I no longer consider this last issue to be a problem because:
- Mobile phones in these countries are distinguished by area code or exchange. It’s a hassle—but callers or carriers could block or flag these calls as they are set up.
- A concerned mobile callee (those that are overseas), can forward a home or office phone to their mobile phone and thereby pay the fee without bothering the caller.
- Growth in smart phones and apps like Skype and IP call services will render this issue moot. More often these days, calls are simply passed along for free or billed to both subscribers as part of a data plan.
What’s the uptake on all this? None. Tag this “Ellery’s call to action”: If your free or fixed price phone service blocks calls to certain numbers, don’t blame them. After all, if we want voice calls to flow like water (or at least, like water used to be, before it started to cost more than your mortgage), then get your dander up over the recipient’s choice of a conference call provider. Tell him that someone is playing him as a stooge. By demanding an unorthodox or unreasonable inter-carrier tariff, they are using subscribers to act as a covert gang of marketers, but without compensation and without honor. Tell them that you favor businesses that do not push you or your carrier through a hidden free structure to exclude popular phone services, such as Google Talk.
Whether user-to-user or carrier-to-carrier, the era of charging for message units is over. It has been replaced by data plans or, at the least, by fixed-price pipes. Let’s drive a stake in this one, once and for all: Don’t let anyone charge you or your carrier for voice on a per-call, per minute basis. Ding Dong! The witch it dead!
* More about Myrtle: Manual Call Setup
In Myrtle’s day, there were no dials or buttons on phones. Callers cranked a hand-powered generator next to their phone, causing current to flow to a light or buzzer at a central switchboard. An ‘operator’ answered and began the process of call setup. The caller either asked to speak with a specific person, a business or simply explained the problem at hand. From a table console, Myrtle pulled a weighted cord that corresponded to the caller—and plugged it into any one of hundreds sockets on a vertical panel. The socket corresponded to the designated recipient. The operator pressed a button that caused another electric current to ring a bell-box next to the phone of the desired party. The call was answered and an analogue circuit was completed. In this manner, the caller was connected to the general store, the Sheriff or the local fire house. In big cities, the plug panel lined a 50 meter hall.
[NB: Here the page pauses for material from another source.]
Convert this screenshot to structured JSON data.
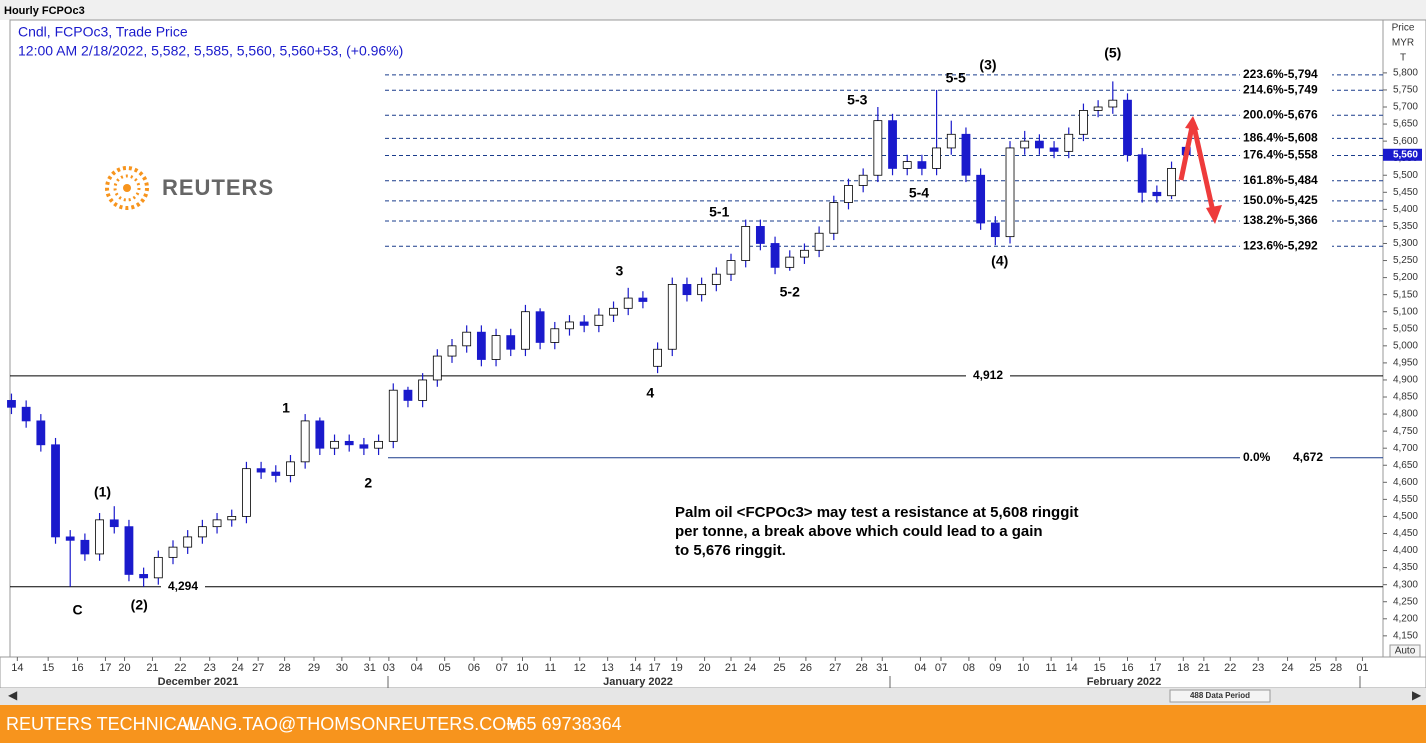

Operators moved back and forth on roller skates.
The grandmother of a close friend was a long distance operator in the early days of telephony. She was stationed in Alaska at the head of the only undersea cable to China. It supported only two calls at a time from North America. For me, she was a source of endless awe and fascination.
Incidentally, it was not uncommon for Myrtle to listen in to conversations. In fact, callers came to expect it. I am a child of the digital revolution. Yet, as a youngster—long after direct-dial and even touch-tones—I recall that we could get the attention of a Bell Telephone operator simply by calling out the word “Operator!” in mid-conversation. We did this to request a credit during periods of static or to reestablish a dropped call. The Myrtles of the AT&T/Bell system knew everyone’s personal business. Telephone operators were a primary source for journalists and gossiping housewives. They knew when babies were born, who was cheating on whom, and even sensitive issues of business/vendor relationships.